Leo Margets se qualifie de nouveau pour les phases finales du Main Event des WSOP. Améliorant son high-score de 2009 sur le plus beau tournoi du monde, la Barcelonaise reste en lice pour devenir la première femme de l'ère moderne à atteindre la finale du Big One. Plusieurs gros bras du poker mondial se dressent face à notre Pro W, dont le chipleader Kenny Hallaert et le septuple champion WSOP Michael Mizrachi. Il reste 24 joueurs : on connaîtra les finalistes dimanche soir
Main Event 10 000 $ (Fin du Day 7)

Leo Margets
Elle a tremblé. Elle a vibré. Elle a repoussé ses propres limites, celle d'un deep run historique vieux de seize ans qui avait fait d'elle une véritable star du poker espagnol, européen et mondial. Leo Margets est au Day 8 du Main Event des WSOP, avec le 15ᵉ tapis des 24 prétendants à la table finale. La Barcelonaise aura trente blindes devant elle pour tenter d'accomplir cet objectif. Un stack légèrement en dessous de la moyenne, mais avec lequel elle a réussi à batailler tout au long de cette septième journée, entre risques calculés, réussite et discipline.

Portée par les siens

Leo Margets
Le début de journée de notre W rouge n fut pourtant pas des plus rassurants. Comme souvent, il a suffi d'un coinflip pour relancer la machine. Tout aurait pu s'arrêter sur cette confrontation entre sa paire de 7 et le As-10 de Michael Mizrachi, mais la pièce est tombée du bon côté. Au retour de la pause dîner, elle profite d'un call peut-être un peu light de son compatriote Lautaro Guerra, à qui elle avait déjà gratté quelques pots, pour doubler à nouveau et quasiment sécuriser son siège pour cette ultime journée avant la table finale. Deux coups clés lors desquels elle a pu bénéficier du soutien d'un rail ibérique de plus en plus fourni au fil des heures.
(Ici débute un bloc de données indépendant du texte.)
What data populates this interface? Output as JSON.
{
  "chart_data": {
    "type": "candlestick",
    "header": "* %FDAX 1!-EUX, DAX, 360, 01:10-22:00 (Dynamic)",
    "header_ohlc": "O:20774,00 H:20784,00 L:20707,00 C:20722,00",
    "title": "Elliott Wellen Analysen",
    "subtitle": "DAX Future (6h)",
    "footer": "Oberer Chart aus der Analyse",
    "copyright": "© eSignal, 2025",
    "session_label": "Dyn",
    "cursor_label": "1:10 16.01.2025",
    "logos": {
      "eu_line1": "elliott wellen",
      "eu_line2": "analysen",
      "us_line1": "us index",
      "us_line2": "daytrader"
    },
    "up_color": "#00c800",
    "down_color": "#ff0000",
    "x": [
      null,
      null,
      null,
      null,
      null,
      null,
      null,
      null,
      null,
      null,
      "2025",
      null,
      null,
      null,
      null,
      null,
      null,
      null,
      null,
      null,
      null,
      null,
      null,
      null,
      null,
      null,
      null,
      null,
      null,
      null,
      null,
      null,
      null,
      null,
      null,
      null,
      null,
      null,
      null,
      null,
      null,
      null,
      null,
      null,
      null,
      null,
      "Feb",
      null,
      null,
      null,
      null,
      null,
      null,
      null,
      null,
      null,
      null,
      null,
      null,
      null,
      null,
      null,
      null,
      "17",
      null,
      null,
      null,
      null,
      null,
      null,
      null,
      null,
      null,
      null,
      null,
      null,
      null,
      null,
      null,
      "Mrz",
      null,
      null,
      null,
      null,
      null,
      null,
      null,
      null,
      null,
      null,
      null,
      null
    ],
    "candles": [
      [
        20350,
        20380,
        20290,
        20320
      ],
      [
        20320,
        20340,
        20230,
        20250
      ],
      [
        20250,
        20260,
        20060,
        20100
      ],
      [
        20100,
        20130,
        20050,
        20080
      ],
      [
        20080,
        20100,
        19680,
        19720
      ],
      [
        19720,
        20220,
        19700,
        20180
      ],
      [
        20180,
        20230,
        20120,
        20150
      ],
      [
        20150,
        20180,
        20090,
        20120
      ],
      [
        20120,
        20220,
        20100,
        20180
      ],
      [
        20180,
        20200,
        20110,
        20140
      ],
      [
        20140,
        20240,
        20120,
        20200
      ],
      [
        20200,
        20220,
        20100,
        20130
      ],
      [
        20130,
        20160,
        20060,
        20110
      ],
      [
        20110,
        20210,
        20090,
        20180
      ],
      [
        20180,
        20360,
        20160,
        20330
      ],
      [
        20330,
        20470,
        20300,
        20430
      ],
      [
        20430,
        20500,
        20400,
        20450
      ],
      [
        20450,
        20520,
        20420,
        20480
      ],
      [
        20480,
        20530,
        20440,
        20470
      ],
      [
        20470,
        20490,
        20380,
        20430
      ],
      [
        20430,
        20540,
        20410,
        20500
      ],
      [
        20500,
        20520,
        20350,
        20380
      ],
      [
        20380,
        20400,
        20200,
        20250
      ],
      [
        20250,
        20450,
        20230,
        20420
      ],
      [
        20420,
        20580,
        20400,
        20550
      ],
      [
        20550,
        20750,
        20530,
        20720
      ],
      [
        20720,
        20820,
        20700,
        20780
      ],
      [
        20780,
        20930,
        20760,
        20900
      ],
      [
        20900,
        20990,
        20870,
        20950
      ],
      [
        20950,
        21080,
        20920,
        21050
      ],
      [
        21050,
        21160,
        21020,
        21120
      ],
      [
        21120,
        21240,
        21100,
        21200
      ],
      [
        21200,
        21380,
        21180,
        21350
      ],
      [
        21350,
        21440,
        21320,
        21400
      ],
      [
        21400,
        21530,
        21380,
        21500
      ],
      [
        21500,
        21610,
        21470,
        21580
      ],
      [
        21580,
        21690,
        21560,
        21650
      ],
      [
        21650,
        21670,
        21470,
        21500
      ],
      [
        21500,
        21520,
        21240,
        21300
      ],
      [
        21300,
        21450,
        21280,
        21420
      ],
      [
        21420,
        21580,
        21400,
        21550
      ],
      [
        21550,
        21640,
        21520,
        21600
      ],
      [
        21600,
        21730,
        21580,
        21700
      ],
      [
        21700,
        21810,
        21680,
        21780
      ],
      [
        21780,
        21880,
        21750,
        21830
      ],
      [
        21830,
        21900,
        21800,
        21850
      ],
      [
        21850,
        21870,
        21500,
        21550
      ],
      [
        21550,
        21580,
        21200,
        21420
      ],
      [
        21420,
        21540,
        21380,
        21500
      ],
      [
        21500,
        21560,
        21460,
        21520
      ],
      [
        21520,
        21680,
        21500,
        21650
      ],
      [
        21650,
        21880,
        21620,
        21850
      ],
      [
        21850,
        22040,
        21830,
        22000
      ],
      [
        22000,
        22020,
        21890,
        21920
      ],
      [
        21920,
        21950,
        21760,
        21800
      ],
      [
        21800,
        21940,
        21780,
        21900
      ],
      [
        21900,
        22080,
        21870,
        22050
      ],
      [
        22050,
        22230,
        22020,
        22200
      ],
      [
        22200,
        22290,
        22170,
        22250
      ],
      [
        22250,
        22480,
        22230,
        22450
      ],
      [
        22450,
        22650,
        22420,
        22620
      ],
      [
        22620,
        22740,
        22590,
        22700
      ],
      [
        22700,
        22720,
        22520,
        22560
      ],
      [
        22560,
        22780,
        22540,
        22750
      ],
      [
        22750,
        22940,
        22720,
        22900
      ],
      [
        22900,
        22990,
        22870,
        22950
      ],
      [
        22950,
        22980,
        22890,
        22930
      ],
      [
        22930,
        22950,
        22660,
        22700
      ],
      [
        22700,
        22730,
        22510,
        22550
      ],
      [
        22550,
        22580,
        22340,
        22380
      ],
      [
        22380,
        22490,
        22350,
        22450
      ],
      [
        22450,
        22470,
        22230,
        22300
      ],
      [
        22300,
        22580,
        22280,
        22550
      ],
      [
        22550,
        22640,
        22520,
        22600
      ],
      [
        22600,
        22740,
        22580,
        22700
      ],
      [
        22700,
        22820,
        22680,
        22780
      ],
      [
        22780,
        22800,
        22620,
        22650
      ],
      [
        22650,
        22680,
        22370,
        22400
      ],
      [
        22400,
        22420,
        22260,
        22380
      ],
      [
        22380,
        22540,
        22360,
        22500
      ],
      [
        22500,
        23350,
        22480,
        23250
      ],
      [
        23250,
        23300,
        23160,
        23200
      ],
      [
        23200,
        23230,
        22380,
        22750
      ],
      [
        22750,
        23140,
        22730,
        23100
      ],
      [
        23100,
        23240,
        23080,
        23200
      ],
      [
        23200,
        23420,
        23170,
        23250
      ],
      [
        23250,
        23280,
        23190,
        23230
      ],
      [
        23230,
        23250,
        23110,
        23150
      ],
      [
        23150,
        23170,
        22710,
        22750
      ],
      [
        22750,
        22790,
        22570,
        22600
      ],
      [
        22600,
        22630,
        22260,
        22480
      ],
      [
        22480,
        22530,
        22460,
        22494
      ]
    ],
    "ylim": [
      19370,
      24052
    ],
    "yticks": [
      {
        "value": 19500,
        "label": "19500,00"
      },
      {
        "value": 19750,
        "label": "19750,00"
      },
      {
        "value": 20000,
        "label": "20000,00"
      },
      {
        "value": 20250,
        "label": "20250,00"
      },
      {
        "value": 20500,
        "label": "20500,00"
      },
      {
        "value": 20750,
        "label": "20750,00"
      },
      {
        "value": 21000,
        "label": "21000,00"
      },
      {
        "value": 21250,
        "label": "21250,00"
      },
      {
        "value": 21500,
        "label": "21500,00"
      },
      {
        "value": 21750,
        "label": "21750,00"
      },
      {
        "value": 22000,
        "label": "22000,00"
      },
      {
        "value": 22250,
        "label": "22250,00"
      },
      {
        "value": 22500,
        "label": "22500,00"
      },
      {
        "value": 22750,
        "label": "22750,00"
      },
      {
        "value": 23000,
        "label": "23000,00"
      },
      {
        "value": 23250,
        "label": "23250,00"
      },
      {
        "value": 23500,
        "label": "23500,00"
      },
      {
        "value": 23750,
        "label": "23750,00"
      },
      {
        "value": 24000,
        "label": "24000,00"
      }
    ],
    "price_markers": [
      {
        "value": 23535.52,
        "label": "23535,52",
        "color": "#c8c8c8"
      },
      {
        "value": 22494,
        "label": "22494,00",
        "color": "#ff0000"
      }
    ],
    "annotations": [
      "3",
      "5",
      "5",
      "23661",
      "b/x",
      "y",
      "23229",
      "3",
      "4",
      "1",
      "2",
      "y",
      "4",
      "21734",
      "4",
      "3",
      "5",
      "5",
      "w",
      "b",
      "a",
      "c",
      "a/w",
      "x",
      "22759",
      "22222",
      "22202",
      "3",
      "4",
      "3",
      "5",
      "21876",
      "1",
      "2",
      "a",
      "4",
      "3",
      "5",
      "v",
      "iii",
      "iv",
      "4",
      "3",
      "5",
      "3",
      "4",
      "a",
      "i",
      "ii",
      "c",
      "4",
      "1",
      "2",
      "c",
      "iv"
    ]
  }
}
Leo Margets - Lucia Navarro

Dans les bras de sa grande copine Lucia Navarro
 

"Cette journée a été incroyable, a réagi Leo à chaud. "Tous mes amis étaient là. C'était d'ailleurs un vrai défi pour moi de rester concentrée, sur mon jeu, parce que j'avais envie de célébrer chaque coup avec eux." À l'arrivée, sans surprise, le professionnalisme a pris le dessus, Leo se servant de ses briefings matinaux avec le coach Stéphane Matheu – dont vous pourrez profiter dans une future saison de Dans la Tête d'un Pro appelée à entrer dans les annales – pour se remettre la tête à l'endroit. "La seule chose que je voulais, c'était d'être fière de moi, de jouer en gardant mes objectifs en tête, de ne pas me laisser dépasser par le cadre et les enjeux de ce tournoi, qui est vraiment le plus beau du monde !"

Leo Margets
À partir d'aujourd'hui, on ne lui parlera plus de cette fameuse 27ᵉ place acquise en 2009. Ou alors, simplement pour évoquer ses débuts dans le monde du poker de tournoi, pour parler d'une autre époque. Depuis, Leo Margets est devenue Championne du Monde, a intégré le Poker Hall of Fame espagnol, a résisté au passage du temps pour rester l'une des joueuses les plus connues, reconnues et compétentes du poker européen. Ce dimanche 13 juillet, elle aura une formidable occasion de devenir la première femme de l'histoire du poker moderne à gagner sa place autour de la table finale du Main Event des WSOP. D'autres sont passées tout près avant elle, à commencer par son ancienne collègue du Team Winamax Gaëlle Baumann (10ᵉ en 2012) ou l'une des meilleures joueuses de ces dernières années, Kristen Foxen (13ᵉ en 2024). Mais de la même manière qu'elle n'avait que faire du titre honorifique de Last Woman Standing, on sait que cette immense compétitrice ne se satisfera de rien d'autre que d'avoir tout donné jusqu'à la dernière main. Et alors, on a envie de croire que les portes de la TF s'ouvriront d'elle-même. - Flegmatic

Hallaert l'intraitable

Kenny Hallaert
C'est son 17ᵉ Main Event. Il se retrouve au moins au Day 5 pour la cinquième fois, avec comme meilleur résultat cette 6ᵉ place en 2016, pour plus d'1,4 million de dollars. On l'a déjà dit et répété dans ces colonnes, mais cela se confirme jour après jour : Kenny Hallaert est dans son jardin sur ce Main Event, et il l'a encore prouvé aujourd'hui. Parti en tête ce midi avec 37 millions de jetons, il termine treize heures plus tard… en tête avec 63,6 millions de jetons. Une journée parfaite en somme, non ?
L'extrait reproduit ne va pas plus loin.